Delight Springs

Thursday, October 26, 2017

Hyperborea

"We are Hyperboreans," proclaimed poor hyper-driven Nietzsche in the opening lines of The Antichrist. He was truly a man out of time, never at home with his contemporaries or at ease with the ("all too") human race. What did he mean? And what did he mean, "we"? Where is Hyperborea?

It's nowhere yet. When, then? 

Nietzsche often wrote of the philosophers of the future, with whom he identified. His prophet Zarathustra, laughed out of town, said he'd come too soon. Hyperborea is his dreamworld of free spirited Ubermenschen who've shucked their mere humanity and crossed the abyss ("man is a rope over an abyss"), having made their transition to a post-human world free of resentment, envy, and legalistic constraint. Their creative revaluative power is unbounded, except by their own wills.

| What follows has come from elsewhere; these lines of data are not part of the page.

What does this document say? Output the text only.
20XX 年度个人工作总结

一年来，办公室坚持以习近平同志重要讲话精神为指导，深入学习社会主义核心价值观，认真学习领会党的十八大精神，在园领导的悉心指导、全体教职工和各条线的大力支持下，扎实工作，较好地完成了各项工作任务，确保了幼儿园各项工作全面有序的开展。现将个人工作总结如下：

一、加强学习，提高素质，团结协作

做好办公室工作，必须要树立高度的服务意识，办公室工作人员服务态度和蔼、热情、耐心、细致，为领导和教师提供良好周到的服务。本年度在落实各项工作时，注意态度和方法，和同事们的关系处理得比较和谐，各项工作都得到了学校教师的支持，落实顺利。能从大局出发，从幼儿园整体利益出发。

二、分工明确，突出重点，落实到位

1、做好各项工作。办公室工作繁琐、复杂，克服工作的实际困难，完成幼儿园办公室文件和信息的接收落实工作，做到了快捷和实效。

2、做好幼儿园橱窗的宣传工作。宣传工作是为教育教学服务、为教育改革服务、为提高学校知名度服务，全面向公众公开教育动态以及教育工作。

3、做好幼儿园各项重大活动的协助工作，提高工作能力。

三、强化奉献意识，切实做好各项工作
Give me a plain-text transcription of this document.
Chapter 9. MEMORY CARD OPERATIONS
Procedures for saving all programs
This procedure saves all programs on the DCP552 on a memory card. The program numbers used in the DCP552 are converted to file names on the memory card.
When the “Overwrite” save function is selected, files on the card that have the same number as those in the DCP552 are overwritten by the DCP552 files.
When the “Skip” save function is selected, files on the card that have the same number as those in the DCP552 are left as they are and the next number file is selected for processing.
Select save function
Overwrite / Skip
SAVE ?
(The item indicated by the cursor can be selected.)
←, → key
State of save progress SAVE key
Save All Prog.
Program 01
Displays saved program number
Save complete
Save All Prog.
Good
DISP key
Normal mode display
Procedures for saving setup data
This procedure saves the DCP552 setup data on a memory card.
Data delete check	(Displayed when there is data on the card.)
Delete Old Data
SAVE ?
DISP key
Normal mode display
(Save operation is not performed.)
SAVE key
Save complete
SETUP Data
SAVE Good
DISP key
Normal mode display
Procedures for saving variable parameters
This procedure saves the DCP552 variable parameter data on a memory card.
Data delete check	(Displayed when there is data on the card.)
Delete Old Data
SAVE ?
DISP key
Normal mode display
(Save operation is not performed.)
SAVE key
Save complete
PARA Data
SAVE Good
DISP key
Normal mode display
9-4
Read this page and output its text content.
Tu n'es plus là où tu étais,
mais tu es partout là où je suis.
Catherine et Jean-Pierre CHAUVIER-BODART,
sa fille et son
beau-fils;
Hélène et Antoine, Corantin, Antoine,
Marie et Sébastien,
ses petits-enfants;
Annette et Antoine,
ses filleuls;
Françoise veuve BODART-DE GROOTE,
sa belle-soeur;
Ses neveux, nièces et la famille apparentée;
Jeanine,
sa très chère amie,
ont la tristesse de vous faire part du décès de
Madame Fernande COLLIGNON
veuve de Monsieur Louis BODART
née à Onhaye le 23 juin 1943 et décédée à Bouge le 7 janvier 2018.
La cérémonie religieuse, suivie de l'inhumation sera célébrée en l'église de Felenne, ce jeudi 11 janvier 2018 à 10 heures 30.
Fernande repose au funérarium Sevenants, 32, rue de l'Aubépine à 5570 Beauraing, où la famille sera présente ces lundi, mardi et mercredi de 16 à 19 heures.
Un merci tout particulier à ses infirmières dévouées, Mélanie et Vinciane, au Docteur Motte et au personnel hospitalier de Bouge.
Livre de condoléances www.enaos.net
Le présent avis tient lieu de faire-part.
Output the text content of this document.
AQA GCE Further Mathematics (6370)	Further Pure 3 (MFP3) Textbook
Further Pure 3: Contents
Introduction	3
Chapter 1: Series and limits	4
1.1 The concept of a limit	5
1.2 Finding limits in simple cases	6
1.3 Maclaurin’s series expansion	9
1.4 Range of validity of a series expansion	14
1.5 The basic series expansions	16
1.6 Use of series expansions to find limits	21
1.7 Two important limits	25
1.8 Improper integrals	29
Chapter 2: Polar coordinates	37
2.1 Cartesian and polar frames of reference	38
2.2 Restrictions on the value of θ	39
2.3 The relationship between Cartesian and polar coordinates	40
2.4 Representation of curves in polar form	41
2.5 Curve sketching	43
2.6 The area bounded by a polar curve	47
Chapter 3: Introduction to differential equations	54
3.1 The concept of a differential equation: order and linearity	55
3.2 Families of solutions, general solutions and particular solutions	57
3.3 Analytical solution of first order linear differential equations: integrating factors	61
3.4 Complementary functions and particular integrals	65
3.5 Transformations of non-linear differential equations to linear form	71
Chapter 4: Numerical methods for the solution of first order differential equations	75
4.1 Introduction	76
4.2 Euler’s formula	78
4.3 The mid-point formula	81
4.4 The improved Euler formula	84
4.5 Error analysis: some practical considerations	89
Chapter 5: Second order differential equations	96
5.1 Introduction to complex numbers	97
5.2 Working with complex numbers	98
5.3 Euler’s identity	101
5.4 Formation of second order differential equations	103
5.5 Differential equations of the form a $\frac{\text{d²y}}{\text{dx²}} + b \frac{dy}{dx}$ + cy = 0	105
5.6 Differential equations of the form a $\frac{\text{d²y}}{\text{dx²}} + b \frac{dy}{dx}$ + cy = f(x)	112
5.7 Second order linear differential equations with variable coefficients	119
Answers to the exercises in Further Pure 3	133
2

The rest of us, who don't make the crossing, presumably will be the couch-potato left-behind leftovers whose liberal champions (in Nietzsche's slanted estimation) were people like J.S. Mill. "Man does not strive for pleasure; only the Englishman does." 

The preceding sentence in that Twilight of the Idols aphorism, by the way, profoundly inspired Viktor Frankl, in his Nazi captivity: "If we have our own why in life, we shall get along with almost any how."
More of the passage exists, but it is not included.